2 thoughts on “Simplify your API – Can Singletons be used for Good, not Evil?”

  1. I’m wary of saying one should *never* do X, as doing so often far better demonstrates your own limitations than any real problems with X. Nevertheless I have to say that I’ve lived quite happily without singletons for several years now and I’m afraid that neither this nor the last post have made me long for them again.

    There’s even a delicious irony in that, over the two articles, you’ve tried to press gang an enum into service as a singleton, only to end up with a singleton that looks really rather like an enum! Your Elvis object is an excellent representation of the real thing: like the real Elvis it has some attributes that will never change and like the real Elvis it doesn’t do a lot because the real Elvis is, well, dead. I regularly write enums that do much the same (that is to say, they just store a bit of state, not that they die). If this is a singleton then I don’t have any problem with it.

    I do have a problems with what you might call behavioural singletons, however. Once you’ve hooked up with a singleton that does things, you’ll be doing things his way forever after. Want to unit-test the code that depends on that database singleton? Well you’d better have a database handy then. Want to run those tests as part of an overnight build? Brace yourself for a lot of spurious test failures every time the database has a bilious attack. Want your code to get its data from somewhere other than that miserable, stinking database? Ha – forget it!

    As you say, the moment you try to unit test a piece of code like this, you’ll most likely realise that the singleton’s giving you gyp and remove it. But this only leaves me wondering why you’d use the bloody thing in the first place. Have we hit the limits of singletons with Elvis, or do you think there’s life in the old goat yet?

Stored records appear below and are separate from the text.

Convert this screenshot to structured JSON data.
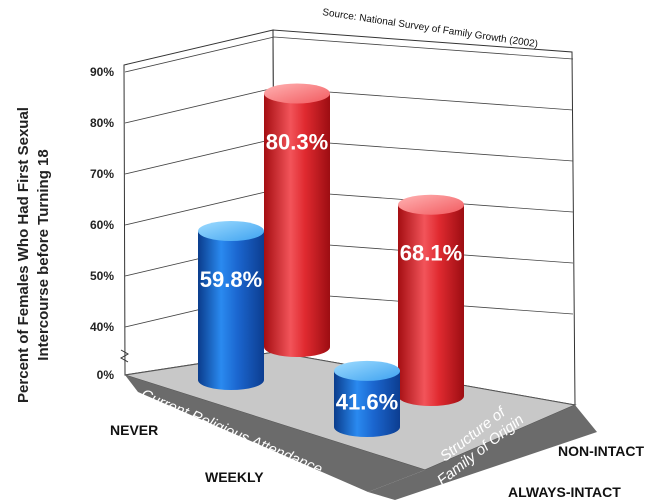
{
  "chart_data": {
    "type": "bar",
    "source": "Source: National Survey of Family Growth (2002)",
    "ylabel": [
      "Percent of Females Who Had First Sexual",
      "Intercourse before Turning 18"
    ],
    "y_ticks": [
      "0%",
      "40%",
      "50%",
      "60%",
      "70%",
      "80%",
      "90%"
    ],
    "ylim": [
      0,
      90
    ],
    "x_axis_title": "Current Religious Attendance",
    "z_axis_title": [
      "Structure of",
      "Family of Origin"
    ],
    "categories": [
      "NEVER",
      "WEEKLY"
    ],
    "depth_categories": [
      "ALWAYS-INTACT",
      "NON-INTACT"
    ],
    "bars": [
      {
        "attendance": "NEVER",
        "family": "ALWAYS-INTACT",
        "value": 59.8,
        "label": "59.8%",
        "color": "#1a5fc4"
      },
      {
        "attendance": "NEVER",
        "family": "NON-INTACT",
        "value": 80.3,
        "label": "80.3%",
        "color": "#d91f24"
      },
      {
        "attendance": "WEEKLY",
        "family": "ALWAYS-INTACT",
        "value": 41.6,
        "label": "41.6%",
        "color": "#1a5fc4"
      },
      {
        "attendance": "WEEKLY",
        "family": "NON-INTACT",
        "value": 68.1,
        "label": "68.1%",
        "color": "#d91f24"
      }
    ],
    "floor_color": "#c8c8c8",
    "band_color": "#6b6b6b"
  }
}
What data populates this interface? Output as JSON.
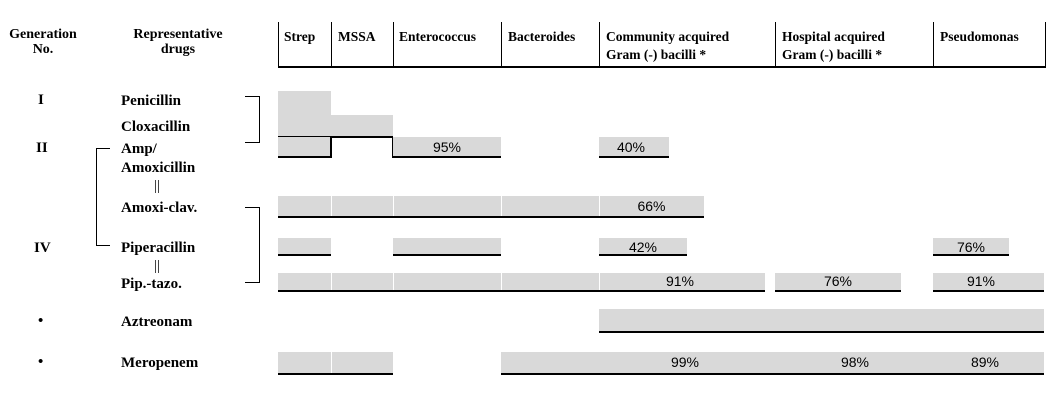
{
  "header": {
    "generation_label": [
      "Generation",
      "No."
    ],
    "drugs_label": [
      "Representative",
      "drugs"
    ],
    "columns": [
      [
        "Strep"
      ],
      [
        "MSSA"
      ],
      [
        "Enterococcus"
      ],
      [
        "Bacteroides"
      ],
      [
        "Community acquired",
        "Gram (-) bacilli *"
      ],
      [
        "Hospital acquired",
        "Gram (-) bacilli *"
      ],
      [
        "Pseudomonas"
      ]
    ]
  },
  "generations": [
    "I",
    "II",
    "IV",
    "•",
    "•"
  ],
  "drugs": {
    "penicillin": "Penicillin",
    "cloxacillin": "Cloxacillin",
    "amp": "Amp/",
    "amoxicillin": "Amoxicillin",
    "amoxi_clav": "Amoxi-clav.",
    "piperacillin": "Piperacillin",
    "pip_tazo": "Pip.-tazo.",
    "aztreonam": "Aztreonam",
    "meropenem": "Meropenem"
  },
  "equivalence_symbol": "||",
  "coverage": {
    "amoxicillin_enterococcus": "95%",
    "amoxicillin_community": "40%",
    "amoxi_clav_community": "66%",
    "piperacillin_community": "42%",
    "piperacillin_pseudomonas": "76%",
    "pip_tazo_community": "91%",
    "pip_tazo_hospital": "76%",
    "pip_tazo_pseudomonas": "91%",
    "meropenem_community": "99%",
    "meropenem_hospital": "98%",
    "meropenem_pseudomonas": "89%"
  },
  "colors": {
    "bar": "#d9d9d9",
    "line": "#000000"
  }
}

  2. I know I’m on shaky ground but you haven’t convinced me yet. Like you I also lived without singletons for years and didn’t miss them. Since reading the Effective Java book I questioned why I thought singletons were bad and concluded I could use them again without feeling guilty.

    Just to clear up the terminology a bit, you mention you use enums to “store a bit of state”. By which I assume you mean that they have attributes. It’s important to note that a singleton that has a “state” in the sense that that state could change, would suck. No, let’s make it clear, a singleton that is mutable would be pure evil. If Elvis had methods called “startDancing()” and “stopDancing()” or even any references to mutable objects then you can expect trouble ahead. A singleton that has references to a database is obviously a bad design.

    Here’s a post from the Google testing blog that largely agrees with your point but does briefly mention that the real trouble with singletons comes when you allow mutability.

    Elvis is allowed to have behaviour, methods that do stuff, just not methods that change Elvis’ state. For example, this would be ok:

    Elvis theKing = Elvis.INSTANCE;
    SimilarityScore briansScore = theKing.rateImpersonator(brian);
    

    A common argument against the use of singletons is that you do not declare your dependence on the singleton in your API. If an object requires an Elvis then the argument is that it should be declared in the constructor. Clients of your object then know that you need an Elvis to work. My argument is that sometimes, the use of the singleton in none of the API’s beeswax, it’s an implementation detail. You wouldn’t expect an object to be constructed with pi.

    I think the singleton is a good way to represent something that exists only once in the universe, and never changes. Like Elvis.